Five minutes on Friday or Sunday is enough. You are not grading yourself—you are noticing patterns so next week can include one small, realistic swap. No calorie counting required.

Five-minute review

Scroll your meal photos If you take phone pictures of plates, swipe through the week. Notice beige repeats or missing greens.
List main foods you remember Grain, protein, and vegetable for each dinner—one word each is fine: “pasta + tuna + cucumber.”
Circle repeats Same grain three nights? Same protein four lunches? That is your swap target for next week—not a failure.
Pick one change only Example: “Try bulgur once” or “Buy fennel.” Write it on the fridge note or shared chat.

What to count (tick boxes mentally)

Grains Oats, rice, barley, pasta, bread, bulgur—aim for at least three different if you cook dinner at home most nights.
Proteins Fish, chicken, eggs, tofu, lentils, chickpeas, yogurt—aim for at least three different across the week.
Vegetables Fresh, frozen, or fermented—aim for at least four different (herbs count as one if used often).
Fruit Apple, pear, berries, citrus—at least two types if fruit is part of your snacks or breakfast.
Plate colour How many dinners had only beige and white? Note one colour to add next week—green beans, beetroot, pepper.
Eating out If you ate out often, count vegetable sides and salads you chose—not every restaurant meal needs a “perfect” score.

If your list looks short

One market trip midweek Buy one herb bunch and one colourful vegetable. That alone often breaks a streak of similar plates.
Reuse a dinner pattern Same tray-bake or noodle stir-fry—only change the vegetable and sauce.
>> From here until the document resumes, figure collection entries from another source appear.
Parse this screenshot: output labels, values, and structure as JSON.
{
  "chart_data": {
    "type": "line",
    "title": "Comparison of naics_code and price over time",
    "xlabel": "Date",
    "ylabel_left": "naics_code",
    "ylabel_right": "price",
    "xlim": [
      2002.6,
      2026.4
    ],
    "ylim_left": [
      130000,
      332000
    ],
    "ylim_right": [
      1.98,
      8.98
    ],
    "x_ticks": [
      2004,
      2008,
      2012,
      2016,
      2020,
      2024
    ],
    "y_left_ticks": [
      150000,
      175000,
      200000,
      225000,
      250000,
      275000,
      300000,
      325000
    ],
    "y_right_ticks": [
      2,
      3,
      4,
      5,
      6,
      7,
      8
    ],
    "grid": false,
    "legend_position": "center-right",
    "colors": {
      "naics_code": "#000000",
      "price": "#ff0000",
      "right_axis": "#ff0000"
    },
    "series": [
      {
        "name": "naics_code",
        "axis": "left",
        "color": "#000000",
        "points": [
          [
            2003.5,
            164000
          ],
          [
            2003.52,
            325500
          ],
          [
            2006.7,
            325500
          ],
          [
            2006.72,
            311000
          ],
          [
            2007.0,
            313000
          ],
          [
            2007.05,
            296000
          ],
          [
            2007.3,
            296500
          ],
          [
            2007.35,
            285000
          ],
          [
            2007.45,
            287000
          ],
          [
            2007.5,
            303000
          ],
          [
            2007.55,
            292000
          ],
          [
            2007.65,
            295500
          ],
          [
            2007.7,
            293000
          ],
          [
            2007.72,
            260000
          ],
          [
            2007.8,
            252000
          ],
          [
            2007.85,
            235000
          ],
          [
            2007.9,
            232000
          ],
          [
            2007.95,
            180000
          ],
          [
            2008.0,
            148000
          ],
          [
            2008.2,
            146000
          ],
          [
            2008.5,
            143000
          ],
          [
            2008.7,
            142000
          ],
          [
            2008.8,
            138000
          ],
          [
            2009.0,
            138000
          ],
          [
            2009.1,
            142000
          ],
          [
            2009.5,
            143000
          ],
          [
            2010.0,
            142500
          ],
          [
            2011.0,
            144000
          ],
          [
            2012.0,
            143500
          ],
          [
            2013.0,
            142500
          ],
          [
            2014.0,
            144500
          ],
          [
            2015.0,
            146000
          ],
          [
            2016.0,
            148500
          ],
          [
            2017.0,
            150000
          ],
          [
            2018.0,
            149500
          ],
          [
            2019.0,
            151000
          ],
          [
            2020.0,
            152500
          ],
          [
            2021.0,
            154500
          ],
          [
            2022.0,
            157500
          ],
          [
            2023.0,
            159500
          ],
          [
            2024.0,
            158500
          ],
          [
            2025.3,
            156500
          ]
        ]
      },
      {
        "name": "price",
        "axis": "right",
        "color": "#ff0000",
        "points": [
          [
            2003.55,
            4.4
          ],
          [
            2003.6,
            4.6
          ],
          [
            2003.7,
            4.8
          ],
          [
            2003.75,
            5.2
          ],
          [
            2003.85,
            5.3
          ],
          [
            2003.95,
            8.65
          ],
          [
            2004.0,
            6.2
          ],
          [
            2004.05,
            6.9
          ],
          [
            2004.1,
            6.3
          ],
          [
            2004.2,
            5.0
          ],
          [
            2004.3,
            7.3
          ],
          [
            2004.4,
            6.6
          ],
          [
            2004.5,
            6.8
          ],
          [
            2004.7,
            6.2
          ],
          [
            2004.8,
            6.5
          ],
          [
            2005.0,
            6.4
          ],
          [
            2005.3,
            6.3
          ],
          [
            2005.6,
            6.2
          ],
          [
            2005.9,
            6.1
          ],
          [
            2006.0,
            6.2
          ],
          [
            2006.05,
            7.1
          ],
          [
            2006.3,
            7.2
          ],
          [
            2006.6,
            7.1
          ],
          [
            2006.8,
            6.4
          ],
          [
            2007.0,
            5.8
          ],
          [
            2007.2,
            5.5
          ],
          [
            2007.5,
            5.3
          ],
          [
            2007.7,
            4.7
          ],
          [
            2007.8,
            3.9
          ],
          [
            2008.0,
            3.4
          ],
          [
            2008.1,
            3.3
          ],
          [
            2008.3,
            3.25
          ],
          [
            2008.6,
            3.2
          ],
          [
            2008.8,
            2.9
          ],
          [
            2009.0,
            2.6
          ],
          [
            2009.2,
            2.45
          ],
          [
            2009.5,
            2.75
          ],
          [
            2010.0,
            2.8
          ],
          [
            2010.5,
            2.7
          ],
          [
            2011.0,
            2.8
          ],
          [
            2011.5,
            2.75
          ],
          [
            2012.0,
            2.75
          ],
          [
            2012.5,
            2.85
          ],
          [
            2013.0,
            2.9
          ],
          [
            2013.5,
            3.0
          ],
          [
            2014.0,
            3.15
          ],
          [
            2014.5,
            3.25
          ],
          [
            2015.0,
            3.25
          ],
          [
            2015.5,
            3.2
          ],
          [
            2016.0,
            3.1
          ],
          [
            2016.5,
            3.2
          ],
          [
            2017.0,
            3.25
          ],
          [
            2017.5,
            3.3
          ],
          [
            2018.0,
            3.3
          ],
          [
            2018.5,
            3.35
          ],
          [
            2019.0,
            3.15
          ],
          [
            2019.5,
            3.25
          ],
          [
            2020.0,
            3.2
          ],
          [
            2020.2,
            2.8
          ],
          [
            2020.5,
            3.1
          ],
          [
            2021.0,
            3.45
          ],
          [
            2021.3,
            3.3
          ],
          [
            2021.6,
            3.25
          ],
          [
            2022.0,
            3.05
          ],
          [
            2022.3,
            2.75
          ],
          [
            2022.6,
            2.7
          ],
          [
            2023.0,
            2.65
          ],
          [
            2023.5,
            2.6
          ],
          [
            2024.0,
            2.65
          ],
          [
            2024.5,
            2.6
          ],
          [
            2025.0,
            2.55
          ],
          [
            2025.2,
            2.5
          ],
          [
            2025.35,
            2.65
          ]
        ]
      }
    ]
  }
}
Variety without learning a new recipe.
Busy week ahead? Lower targets: two grains, two proteins, three vegetables still counts as progress. Consistency beats perfection.

Save your one swap on the same note as your weekly food list or starter shopping list so shopping and cooking stay connected.

When the week goes off track

Travel, deadlines, and tired evenings happen. Keep one simple breakfast and one fast dinner idea for those weeks. When things calm down, change one food on the first easy night—barley instead of rice, or a new herb on the same bowl.

Book a consultation

Common questions

Many people book every six to eight weeks, or when the season changes. A short call also works if your work hours shift.

We give patterns and swap lists, not a rigid menu for every meal. Flexibility is what keeps variety going long term.